When your pull request is merged, you can:

  1. Update your main branch again: git switch main and git pull --rebase upstream main

  2. Delete your local branch: git branch --delete descriptive-name-of-my-change

  3. Refresh your fork: git fetch --prune origin and git push origin main

Remember that, whenever you want to start a new pull request, you need to start from step 1.

Build the documentation

Using uv (recommended):

$ cd docs && uv run make html

Or with pip:

(.venv) $ pip install -e ".[doc]"
(.venv) $ cd docs
(.venv) $ make html

After the build, the HTML output will be in docs/_build/html. You can preview it locally:

$ python -m http.server -d docs/_build/html
Serving HTTP on 0.0.0.0 port 8000 ...

And point your browser to http://0.0.0.0:8000.

Code style and naming conventions

PulseSuite is a Python port of a production Fortran codebase. We intentionally preserve the original Fortran naming conventions rather than converting everything to PEP 8 snake_case. This is a deliberate design choice, not an oversight.

Why we do this:

  • Traceability. Researchers familiar with the original Fortran code can locate the same subroutines and variables by name. A function called InitializeSBE in Fortran is still InitializeSBE in Python.

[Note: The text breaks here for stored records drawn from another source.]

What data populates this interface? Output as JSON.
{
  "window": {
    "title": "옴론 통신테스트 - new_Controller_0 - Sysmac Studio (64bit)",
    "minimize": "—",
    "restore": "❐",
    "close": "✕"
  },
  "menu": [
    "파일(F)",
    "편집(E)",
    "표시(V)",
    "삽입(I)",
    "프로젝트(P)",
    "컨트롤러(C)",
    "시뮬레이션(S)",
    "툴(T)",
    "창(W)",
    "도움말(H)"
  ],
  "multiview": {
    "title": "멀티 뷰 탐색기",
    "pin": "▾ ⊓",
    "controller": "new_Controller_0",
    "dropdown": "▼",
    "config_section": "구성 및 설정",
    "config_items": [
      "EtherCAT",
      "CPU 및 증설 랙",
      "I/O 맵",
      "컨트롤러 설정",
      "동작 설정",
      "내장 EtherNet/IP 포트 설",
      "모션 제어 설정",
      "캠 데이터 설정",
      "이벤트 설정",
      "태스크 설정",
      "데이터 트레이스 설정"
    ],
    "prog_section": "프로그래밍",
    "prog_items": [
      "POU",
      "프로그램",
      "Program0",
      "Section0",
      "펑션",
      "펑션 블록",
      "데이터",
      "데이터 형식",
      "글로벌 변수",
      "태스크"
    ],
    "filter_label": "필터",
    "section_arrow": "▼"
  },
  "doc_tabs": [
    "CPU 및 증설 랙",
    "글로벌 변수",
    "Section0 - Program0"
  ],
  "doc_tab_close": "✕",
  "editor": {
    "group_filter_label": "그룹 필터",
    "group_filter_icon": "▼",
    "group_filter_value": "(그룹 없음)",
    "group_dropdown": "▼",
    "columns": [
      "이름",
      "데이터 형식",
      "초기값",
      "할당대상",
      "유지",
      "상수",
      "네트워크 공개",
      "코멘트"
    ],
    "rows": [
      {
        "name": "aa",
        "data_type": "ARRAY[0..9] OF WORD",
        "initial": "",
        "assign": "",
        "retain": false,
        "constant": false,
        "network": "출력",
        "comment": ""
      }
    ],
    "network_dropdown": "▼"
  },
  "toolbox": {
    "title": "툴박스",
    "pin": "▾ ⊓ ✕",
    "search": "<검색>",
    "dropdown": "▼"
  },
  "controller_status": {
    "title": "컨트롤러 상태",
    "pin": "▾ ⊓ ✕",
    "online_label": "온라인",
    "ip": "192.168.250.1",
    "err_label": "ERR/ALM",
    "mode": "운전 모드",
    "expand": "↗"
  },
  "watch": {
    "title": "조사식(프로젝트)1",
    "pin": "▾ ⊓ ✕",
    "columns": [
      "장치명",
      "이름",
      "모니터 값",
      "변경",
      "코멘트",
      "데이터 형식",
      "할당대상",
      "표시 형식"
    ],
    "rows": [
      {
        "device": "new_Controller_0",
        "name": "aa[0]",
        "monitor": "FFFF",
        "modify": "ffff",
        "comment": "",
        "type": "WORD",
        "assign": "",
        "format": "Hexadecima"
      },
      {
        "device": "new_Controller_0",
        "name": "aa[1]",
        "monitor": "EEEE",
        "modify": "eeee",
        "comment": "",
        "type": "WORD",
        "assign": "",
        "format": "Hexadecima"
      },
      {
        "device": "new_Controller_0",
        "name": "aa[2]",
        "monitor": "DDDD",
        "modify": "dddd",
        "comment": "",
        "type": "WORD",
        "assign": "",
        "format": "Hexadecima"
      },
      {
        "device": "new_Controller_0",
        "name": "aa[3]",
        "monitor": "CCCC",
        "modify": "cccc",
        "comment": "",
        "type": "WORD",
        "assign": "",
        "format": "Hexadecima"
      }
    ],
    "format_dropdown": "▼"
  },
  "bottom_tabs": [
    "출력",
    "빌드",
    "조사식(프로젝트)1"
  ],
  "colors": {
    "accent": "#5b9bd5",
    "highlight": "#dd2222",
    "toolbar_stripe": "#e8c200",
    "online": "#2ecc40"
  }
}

  • Literature consistency. Variable names like Ex, Ey, Nk, VC, Rho, and Ee match the notation used in the published papers (Gulley & Huang 2019, 2022) and textbooks (Haug & Koch). Renaming them to electric_field_x would obscure the connection to the physics.

  • Backward compatibility. Existing simulation scripts and parameter files reference these names. Renaming would break downstream usage.

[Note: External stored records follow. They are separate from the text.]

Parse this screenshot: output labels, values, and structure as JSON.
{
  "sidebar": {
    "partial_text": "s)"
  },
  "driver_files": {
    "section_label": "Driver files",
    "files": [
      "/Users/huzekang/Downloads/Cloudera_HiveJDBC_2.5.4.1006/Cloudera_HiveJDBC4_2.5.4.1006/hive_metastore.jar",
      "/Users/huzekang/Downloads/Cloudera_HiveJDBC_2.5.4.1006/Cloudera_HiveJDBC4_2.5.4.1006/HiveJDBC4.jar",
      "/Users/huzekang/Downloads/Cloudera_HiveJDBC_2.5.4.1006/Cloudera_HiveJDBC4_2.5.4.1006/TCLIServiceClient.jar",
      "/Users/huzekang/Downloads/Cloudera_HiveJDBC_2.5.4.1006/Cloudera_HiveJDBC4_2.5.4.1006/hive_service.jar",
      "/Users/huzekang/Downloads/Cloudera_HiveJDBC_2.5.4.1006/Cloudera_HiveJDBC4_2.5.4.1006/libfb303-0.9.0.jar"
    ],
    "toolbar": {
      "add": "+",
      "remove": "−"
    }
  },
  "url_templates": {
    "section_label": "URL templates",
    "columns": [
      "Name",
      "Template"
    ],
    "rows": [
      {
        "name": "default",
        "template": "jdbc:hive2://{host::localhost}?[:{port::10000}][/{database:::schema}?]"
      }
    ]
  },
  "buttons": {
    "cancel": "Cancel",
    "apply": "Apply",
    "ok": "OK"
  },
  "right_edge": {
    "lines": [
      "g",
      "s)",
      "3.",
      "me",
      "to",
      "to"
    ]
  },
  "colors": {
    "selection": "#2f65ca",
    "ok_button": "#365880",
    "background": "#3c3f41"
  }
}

What this means in practice:

  • Function names use PascalCase to match Fortran subroutine names (e.g., CalcPHost, SetParamsGaAs, InitializeCoulomb).

  • Physics variables use short names from the literature (e.g., Ee, Eh, ky, VC, Nk).

  • Module names like SBEs.py, rhoPJ.py, PSTD3D/ preserve the original Fortran module structure.

  • Several ruff lint rules are suppressed in pyproject.toml for this reason (e.g., E741 for “ambiguous” variable names like I, l, O which are standard physics notation).

When contributing new code that extends existing modules, follow the conventions of the surrounding code. For entirely new utilities with no Fortran counterpart, PEP 8 snake_case is acceptable.

Make code changes

You want to contribute new features or fix existing behavior? You are awesome! Before rushing out though, make sure if the new feature you propose is within the scope of the library (best thing is to ask in email) or that the fix you want to apply has a corresponding issue in the issue tracker.

Apart from all the steps described above, you need to have these extra things in mind:

  1. Add tests to your code. You have lots of examples in the tests/ directory to get inspiration from. All new features and fixes should be tested, and in the ideal case the coverage rate should increase or stay the same.

  2. To check if your code is correct, run uv run pytest. To also lint and format-check, run uv run ruff check src/ tests/ and uv run ruff format --check src/ tests/.

  3. Notice that you can run a subset of the tests by passing extra arguments to pytest, for example uv run pytest -k "coulomb"

Parts of this contributing guide have been adapted from the poliastro contributing guide.

Automatic services will ensure your code works on all the supported operating systems and Python versions.